High Tibial Osteotomy
High tibial osteotomy is a surgical procedure to relieve pressure on the damaged site of an arthritic knee joint. In high tibial osteotomy, a triangular wedge of bone is cut at the upper end of the tibia and either removed or filled with bone graft depending on the patient’s needs. It is commonly used to relieve pain when non-operative treatments have failed.
High tibial osteotomy is commonly recommended for patients under 55 years of age with a mobile knee. It has proven beneficial for the young and also middle aged patients who want to delay surgery for total knee replacement.
Osteoarthritis (OA) is a condition involving breakdown of cartilage due to mechanical stress or daily wear and tear. Risk factors for developing osteoarthritis include being overweight, excessive strain over prolonged periods of time, previous fracture or any joint diseases, injury and deformity. OA is a slowly progressive degenerative joint disease that commonly affects middle aged to elderly people and is rated as a leading disabling disease affecting millions of people around the world. It tends to affect the commonly used joints such as hands, spine, hips, and knees.
The disease affects the tissues or cartilages covering the ends of bones in a joint and leads to degeneration of the bones. The common symptoms of osteoarthritis include:
Joint stiffness, particularly in the morning.
Swelling around the joint.
Grinding or cracking sounds during joint movement and
Functional deterioration of the joint.
Candidates for the surgery.
Good candidates for high tibial osteotomy includes young, active arthritis patients who are unable to have arthroplasty due to excessive wear; patients with good vascular support; non-obese patients with only one knee compartment affected; and the patient who is able to follow the postoperative protocol.
The surgery is contraindicated in patients with:
obese patients with BMI above 35,
presence of flexion contracture of 15 degrees or more,
knee flexion greater than 90 degrees, patellofemoral arthritis,
ligament instability or
varus thrust during gait.
The goal of the surgery is to release the involved joint compartment by correcting the malalignment of the tibia and to maintain the joint line perpendicular to the mechanical axis of the leg. There are two techniques that may be used: closing wedge osteotomy and opening wedge osteotomy. The surgeon determines the choice of the technique based on the requirement of the patient.
Closing wedge osteotomy.
Closing wedge osteotomy is the most commonly used technique to perform high tibial osteotomy.

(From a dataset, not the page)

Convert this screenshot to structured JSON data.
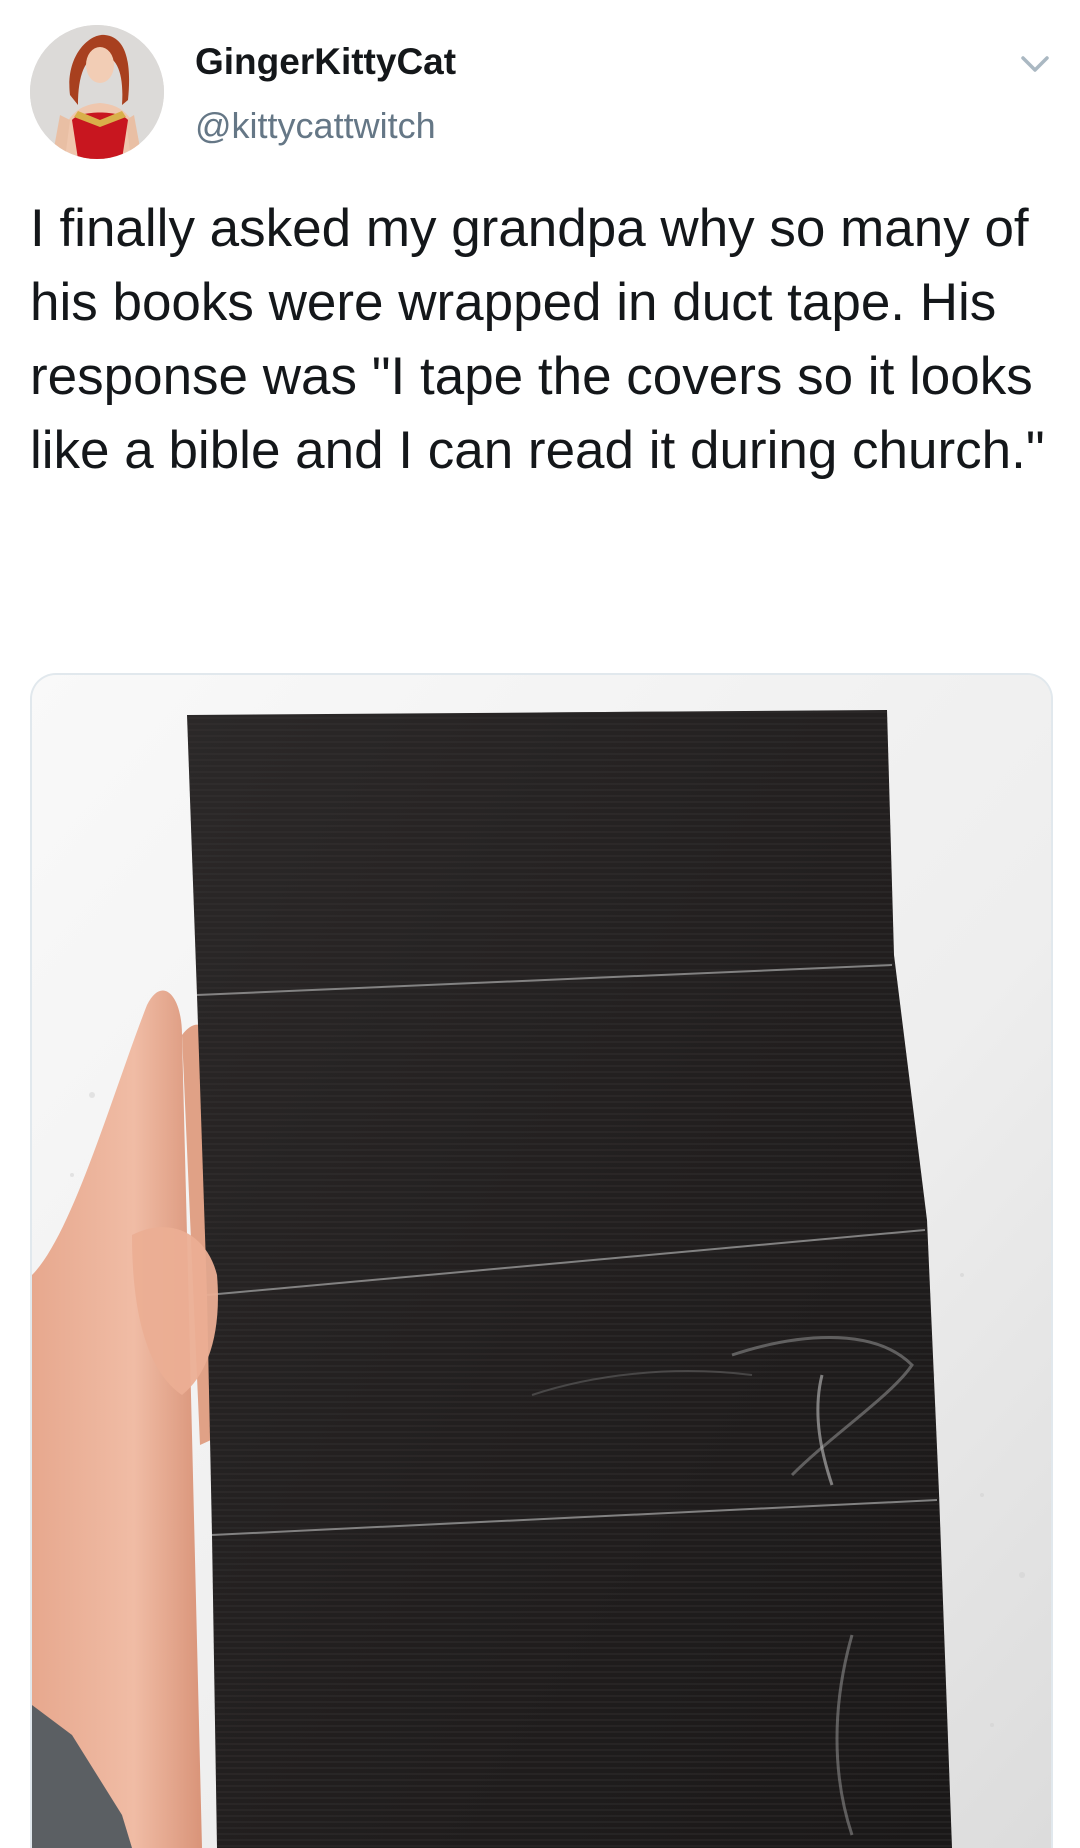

In this procedure the surgeon makes an incision in front of the knee and removes a small wedge of bone from the upper part of the tibia or shin bone. This manipulation brings the bones together and fills the space left by the removed bone. The surgeon then uses plates and screws to bind the bones together while the osteotomy heals. This procedure unloads the pressure off the damaged joint area and helps to transfer some of the weight to the outer part of the knee, where the cartilage is still intact.
Opening wedge osteotomy
In this procedure, the surgeon makes an incision in front of the knee, just below the knee cap and makes a wedge-shaped cut in the bone. Bone graft is used to fill the space of the wedge-shaped opening and if required plates and screws can be attached to further support the surgical site during the healing process. This realignment increases the angle of the knee to relieve the painful symptoms.
After osteotomy surgery patients may require two to four days of hospitalization. Immediately after surgery a light compressive knee brace or splint may be used to protect the knee and pain medications are given to reduce pain or swelling. During this time patients are instructed to follow post-operative protocols for a successful outcome.
Post-operative instructions include the use of TED stockings to reduce the risk of clot formation, crutch walking and physical therapy. Physical therapy includes range of motion exercises and strengthening exercises to restore range of motion and improve muscle strength. Physical therapy may begin the day after surgery to help the patient to move in and out of bed and to learn to use crutches in a safe manner. Crutch walking involves using crutches without weight bearing on the operated leg immediately after the surgery to allow the bone to heal. After a few weeks, progression to partial weight bearing in the operated leg will be encouraged.
As with any surgery, patients undergoing High tibial osteotomy surgery are at risk for developing certain complications following the surgery. Common risks and complications of the surgery are pain, swelling, numbness or injury to the surrounding nerves or vessels, infection, compartment syndrome, deep vein thrombosis, loosening of instrumentation (plates and screws) and non-union of the bone.
High tibial osteotomy is a successful surgical method for moderate unicompartmental degenerative arthritis of the knee.